It looks like Annual Town Meeting on Monday, March 27, will begin at 6:30 p.m.
Select Board members at their meeting Tuesday reached consensus on that change, as well as a deadline of 10:15 p.m. for introducing a new article on the floor.
The start time for the past several years has been 7 p.m.; before that it was 7:30 p.m. The cutoff time for new articles has been 10:45 p.m.
The changes are intended to be for just 2023, after which they will be evaluated. The town manager’s office is preparing a survey to gauge residents’ views on these and other Town Meeting processes, although Town Manager Sarah Stanton said the timing would preclude major changes for the March Annual Town Meeting.
Board member Bopha Malone said the survey results should help define future directions. “Right now, I would try something different,” she said. Her colleague Shawn Hanegan pointed out that change could spark interest in the survey.
Select Board member Ed Pierce – who is retiring from the board two weeks before Town Meeting – initially proposed the 6:30 p.m. start at a meeting held on Jan. 9.
At Tuesday’s discussion, there was little opposition. “People don’t like staying up late. It strikes me as being a relatively safe thing,” said board member Margot Fleischman. “People’s dinner hour has to be a little earlier. It gives people a fair shot at getting home from work.”
Fleischman pointed out that at the opening Town Meeting session, ceremonial features such as the posting of the colors and the reading of a memorial resolution precede the start of business. She also was concerned about the impact on staff.
Stanton said the pre-Town Meeting menu is usually pizza for the town manager’s office. “More important is that it works for the general public,” she said.
Hanegan advocated the earlier closing deadline. “10:15 makes sense. People’s feedback says we are staying too late,” he said, noting the “sheer length of the meeting.”
Fleischman also called for retention of the 10-minute window for presentation of a Town Meeting article. “That gives people who really need it the time,” she said, adding that “presentations shouldn’t be overly long if they don’t have to be.”
Board members also exchanged views on the current five-minute allowances for comments and amendments. “Why would an amendment need five minutes? I would be inclined to say three minutes,” Hanegan said.
Pierce noted, “We have had substantive presentations on amendments and I’d like the person who’s doing it to feel they have more than three minutes. For a complicated article, the last thing we want to do is make it feel rushed.”

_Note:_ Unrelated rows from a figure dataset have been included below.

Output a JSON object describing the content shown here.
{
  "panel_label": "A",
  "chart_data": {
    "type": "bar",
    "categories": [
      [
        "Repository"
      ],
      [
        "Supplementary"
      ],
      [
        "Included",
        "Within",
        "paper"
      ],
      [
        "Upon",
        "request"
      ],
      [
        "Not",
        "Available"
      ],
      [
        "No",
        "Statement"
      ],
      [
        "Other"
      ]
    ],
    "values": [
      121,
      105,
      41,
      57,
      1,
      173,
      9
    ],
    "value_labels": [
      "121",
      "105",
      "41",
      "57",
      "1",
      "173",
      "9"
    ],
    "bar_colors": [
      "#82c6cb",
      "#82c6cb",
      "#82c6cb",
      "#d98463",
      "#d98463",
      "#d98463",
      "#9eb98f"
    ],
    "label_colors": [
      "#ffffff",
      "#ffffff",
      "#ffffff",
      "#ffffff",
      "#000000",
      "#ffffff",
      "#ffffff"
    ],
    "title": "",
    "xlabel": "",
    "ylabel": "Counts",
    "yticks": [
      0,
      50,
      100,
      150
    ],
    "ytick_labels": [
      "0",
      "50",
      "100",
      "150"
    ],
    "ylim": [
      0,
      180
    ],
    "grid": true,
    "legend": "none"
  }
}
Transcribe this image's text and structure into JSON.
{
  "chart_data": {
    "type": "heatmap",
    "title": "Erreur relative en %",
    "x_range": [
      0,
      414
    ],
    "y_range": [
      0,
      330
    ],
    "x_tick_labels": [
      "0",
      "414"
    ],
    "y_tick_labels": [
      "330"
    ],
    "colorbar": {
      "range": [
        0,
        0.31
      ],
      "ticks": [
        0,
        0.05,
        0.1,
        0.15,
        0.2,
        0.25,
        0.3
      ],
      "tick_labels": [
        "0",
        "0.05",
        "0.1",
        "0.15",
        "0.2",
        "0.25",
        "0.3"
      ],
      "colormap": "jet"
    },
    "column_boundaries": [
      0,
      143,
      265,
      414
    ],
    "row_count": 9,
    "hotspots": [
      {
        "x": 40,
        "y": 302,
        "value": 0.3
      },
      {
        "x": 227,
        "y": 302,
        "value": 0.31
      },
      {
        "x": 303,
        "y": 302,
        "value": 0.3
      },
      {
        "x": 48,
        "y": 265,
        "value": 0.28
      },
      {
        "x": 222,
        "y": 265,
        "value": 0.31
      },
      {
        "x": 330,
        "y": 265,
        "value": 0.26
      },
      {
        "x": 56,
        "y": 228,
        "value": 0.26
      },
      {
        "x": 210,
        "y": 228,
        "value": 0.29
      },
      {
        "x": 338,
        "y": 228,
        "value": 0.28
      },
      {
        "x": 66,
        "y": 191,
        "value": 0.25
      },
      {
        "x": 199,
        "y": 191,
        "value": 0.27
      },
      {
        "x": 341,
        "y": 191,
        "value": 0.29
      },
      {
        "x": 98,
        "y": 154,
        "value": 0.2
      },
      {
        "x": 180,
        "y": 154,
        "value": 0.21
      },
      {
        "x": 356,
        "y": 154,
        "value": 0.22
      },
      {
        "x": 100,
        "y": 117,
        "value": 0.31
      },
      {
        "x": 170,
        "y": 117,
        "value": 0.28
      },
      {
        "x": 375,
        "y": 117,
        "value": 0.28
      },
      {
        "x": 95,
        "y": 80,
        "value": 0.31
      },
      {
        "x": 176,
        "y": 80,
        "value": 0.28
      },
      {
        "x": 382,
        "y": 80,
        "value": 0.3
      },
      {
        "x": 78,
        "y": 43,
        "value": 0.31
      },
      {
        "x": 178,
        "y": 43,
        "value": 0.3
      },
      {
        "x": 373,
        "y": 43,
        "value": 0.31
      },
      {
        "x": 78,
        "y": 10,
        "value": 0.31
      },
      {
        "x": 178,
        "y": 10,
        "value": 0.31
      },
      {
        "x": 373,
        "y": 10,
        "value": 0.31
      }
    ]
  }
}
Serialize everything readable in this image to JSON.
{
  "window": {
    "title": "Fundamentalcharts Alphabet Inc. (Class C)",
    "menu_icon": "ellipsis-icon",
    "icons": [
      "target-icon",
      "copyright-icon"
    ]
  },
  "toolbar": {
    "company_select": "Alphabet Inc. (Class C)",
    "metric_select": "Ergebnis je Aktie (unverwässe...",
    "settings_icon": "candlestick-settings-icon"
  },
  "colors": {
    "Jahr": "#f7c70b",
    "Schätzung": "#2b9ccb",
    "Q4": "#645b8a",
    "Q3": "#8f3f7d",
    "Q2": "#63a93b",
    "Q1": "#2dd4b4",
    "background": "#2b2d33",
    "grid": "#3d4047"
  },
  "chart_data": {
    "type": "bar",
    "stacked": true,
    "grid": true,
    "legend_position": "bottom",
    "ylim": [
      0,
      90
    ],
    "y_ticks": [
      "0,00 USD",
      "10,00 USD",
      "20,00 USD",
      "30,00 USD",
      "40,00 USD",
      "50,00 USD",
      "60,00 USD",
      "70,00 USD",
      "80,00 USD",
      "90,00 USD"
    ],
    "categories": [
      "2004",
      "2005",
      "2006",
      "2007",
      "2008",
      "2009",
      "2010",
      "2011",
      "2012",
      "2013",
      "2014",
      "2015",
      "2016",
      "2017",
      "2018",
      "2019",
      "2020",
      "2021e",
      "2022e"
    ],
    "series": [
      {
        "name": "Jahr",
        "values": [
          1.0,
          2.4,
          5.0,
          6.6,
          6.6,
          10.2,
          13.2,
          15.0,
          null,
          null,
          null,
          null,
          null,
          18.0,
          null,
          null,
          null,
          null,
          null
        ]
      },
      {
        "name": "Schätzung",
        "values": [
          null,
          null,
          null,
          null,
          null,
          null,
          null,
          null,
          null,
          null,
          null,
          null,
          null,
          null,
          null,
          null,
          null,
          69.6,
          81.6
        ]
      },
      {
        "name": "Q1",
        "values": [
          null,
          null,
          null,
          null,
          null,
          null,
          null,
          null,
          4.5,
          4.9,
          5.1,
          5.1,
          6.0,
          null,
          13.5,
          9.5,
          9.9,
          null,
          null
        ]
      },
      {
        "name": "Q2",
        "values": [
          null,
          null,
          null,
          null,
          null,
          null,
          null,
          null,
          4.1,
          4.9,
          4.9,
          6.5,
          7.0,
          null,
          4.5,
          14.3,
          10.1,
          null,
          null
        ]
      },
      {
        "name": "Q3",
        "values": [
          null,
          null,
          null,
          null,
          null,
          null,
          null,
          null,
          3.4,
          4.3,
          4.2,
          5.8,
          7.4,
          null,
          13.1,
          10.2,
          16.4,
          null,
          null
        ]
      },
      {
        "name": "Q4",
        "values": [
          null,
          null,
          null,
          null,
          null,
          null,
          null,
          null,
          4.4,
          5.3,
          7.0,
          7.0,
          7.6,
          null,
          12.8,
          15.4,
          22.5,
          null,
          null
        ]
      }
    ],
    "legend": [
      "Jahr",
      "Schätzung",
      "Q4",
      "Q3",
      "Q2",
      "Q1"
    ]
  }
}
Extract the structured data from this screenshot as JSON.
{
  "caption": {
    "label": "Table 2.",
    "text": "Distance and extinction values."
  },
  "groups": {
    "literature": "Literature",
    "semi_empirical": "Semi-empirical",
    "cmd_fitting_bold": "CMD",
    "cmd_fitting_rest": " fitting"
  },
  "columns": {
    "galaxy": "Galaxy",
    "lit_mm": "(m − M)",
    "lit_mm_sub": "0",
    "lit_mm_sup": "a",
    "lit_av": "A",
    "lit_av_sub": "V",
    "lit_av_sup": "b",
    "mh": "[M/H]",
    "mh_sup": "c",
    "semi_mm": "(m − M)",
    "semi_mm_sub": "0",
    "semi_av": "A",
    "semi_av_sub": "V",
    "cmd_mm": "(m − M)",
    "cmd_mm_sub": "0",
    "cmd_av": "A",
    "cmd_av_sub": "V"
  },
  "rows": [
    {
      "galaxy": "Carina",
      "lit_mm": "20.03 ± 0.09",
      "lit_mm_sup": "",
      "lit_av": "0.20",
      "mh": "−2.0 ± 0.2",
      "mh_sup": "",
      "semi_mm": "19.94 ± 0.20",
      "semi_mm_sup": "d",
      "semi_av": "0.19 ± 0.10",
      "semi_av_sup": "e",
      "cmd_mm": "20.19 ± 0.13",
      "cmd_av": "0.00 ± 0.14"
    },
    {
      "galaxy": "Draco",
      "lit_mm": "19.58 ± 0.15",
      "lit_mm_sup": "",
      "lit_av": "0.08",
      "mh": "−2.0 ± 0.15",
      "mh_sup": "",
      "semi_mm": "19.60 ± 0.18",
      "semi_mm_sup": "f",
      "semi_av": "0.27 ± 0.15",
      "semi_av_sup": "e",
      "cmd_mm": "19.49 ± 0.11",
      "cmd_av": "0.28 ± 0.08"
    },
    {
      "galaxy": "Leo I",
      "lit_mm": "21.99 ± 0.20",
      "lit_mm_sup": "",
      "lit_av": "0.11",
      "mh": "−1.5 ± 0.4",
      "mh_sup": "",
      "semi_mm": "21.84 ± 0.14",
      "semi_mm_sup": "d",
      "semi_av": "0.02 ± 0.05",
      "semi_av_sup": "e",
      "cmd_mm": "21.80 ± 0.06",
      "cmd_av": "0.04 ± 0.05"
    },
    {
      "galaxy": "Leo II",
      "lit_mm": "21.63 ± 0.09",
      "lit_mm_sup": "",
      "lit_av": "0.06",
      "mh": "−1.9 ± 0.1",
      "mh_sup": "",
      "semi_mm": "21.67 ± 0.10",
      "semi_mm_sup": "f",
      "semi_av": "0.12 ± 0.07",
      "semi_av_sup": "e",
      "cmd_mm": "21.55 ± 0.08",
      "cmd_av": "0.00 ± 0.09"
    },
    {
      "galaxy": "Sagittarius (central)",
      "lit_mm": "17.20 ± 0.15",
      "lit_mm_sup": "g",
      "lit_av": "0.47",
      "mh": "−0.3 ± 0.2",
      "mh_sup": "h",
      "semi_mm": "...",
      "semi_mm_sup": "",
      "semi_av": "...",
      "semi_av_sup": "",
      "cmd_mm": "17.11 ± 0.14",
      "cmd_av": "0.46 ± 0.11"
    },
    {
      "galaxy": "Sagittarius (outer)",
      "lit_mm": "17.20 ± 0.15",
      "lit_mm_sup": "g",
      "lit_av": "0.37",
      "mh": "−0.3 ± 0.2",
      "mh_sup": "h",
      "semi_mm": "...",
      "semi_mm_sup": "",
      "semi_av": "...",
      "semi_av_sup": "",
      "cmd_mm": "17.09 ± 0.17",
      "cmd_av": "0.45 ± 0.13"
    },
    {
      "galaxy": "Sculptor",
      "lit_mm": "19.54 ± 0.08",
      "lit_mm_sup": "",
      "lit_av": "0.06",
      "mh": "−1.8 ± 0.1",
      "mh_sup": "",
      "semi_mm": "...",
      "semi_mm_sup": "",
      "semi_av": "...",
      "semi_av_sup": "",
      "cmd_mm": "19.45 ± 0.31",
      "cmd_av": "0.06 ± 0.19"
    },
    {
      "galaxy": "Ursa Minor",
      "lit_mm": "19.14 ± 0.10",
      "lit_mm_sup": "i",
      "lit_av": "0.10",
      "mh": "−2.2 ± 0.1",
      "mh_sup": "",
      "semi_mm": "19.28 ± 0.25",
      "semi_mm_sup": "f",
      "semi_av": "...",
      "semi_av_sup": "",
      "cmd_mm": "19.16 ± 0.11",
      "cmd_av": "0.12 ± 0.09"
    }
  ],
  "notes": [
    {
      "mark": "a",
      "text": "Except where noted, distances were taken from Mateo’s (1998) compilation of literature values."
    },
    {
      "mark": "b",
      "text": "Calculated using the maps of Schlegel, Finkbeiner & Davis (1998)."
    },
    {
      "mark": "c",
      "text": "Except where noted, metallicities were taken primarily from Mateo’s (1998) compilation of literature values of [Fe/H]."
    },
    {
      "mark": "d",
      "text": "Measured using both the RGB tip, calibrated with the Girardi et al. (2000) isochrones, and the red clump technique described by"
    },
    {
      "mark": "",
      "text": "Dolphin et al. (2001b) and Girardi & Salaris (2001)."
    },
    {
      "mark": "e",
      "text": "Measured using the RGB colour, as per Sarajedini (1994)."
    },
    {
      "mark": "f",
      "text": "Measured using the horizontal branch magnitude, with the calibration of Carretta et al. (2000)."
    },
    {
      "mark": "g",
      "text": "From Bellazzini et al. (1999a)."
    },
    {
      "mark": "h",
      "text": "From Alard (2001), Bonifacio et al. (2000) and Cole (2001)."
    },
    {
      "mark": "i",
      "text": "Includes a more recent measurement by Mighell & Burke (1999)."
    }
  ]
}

Stanton and board members suggested that the March Town Meeting could actually be completed in one night. There are 23 warrant articles, and Stanton pointed out that some more significant entries – capital article, community preservation, budget – are “relatively light.” The sole zoning amendment is penciled in near the end of the warrant because, Stanton said, “there is fear of losing the quorum.” If all that remains on the warrant is “the business needed to run the town, there’s a bit of concern that we may be scrambling.”
Board members said they expect the informational videos on articles, first prepared as a way to shorten discussion during the pandemic, will continue. Mitchell added, “We have talked about doing some sort of pre-meeting meeting, almost like office hours, for people who want to ask about specific articles.”
Stanton said she would try to identify a suitable time and coordinate with the moderator and other relevant department heads. The session is not meant to replace discussion at Town Meeting, members agreed.
Referring to the early start, Fleischman asked, “What are we in competition with in March?” Hanegan mentioned that the Red Sox were considering starting night games at 6:30 p.m., and Mitchell, a loyal fan, cracked, “I like to think we’re better managed.”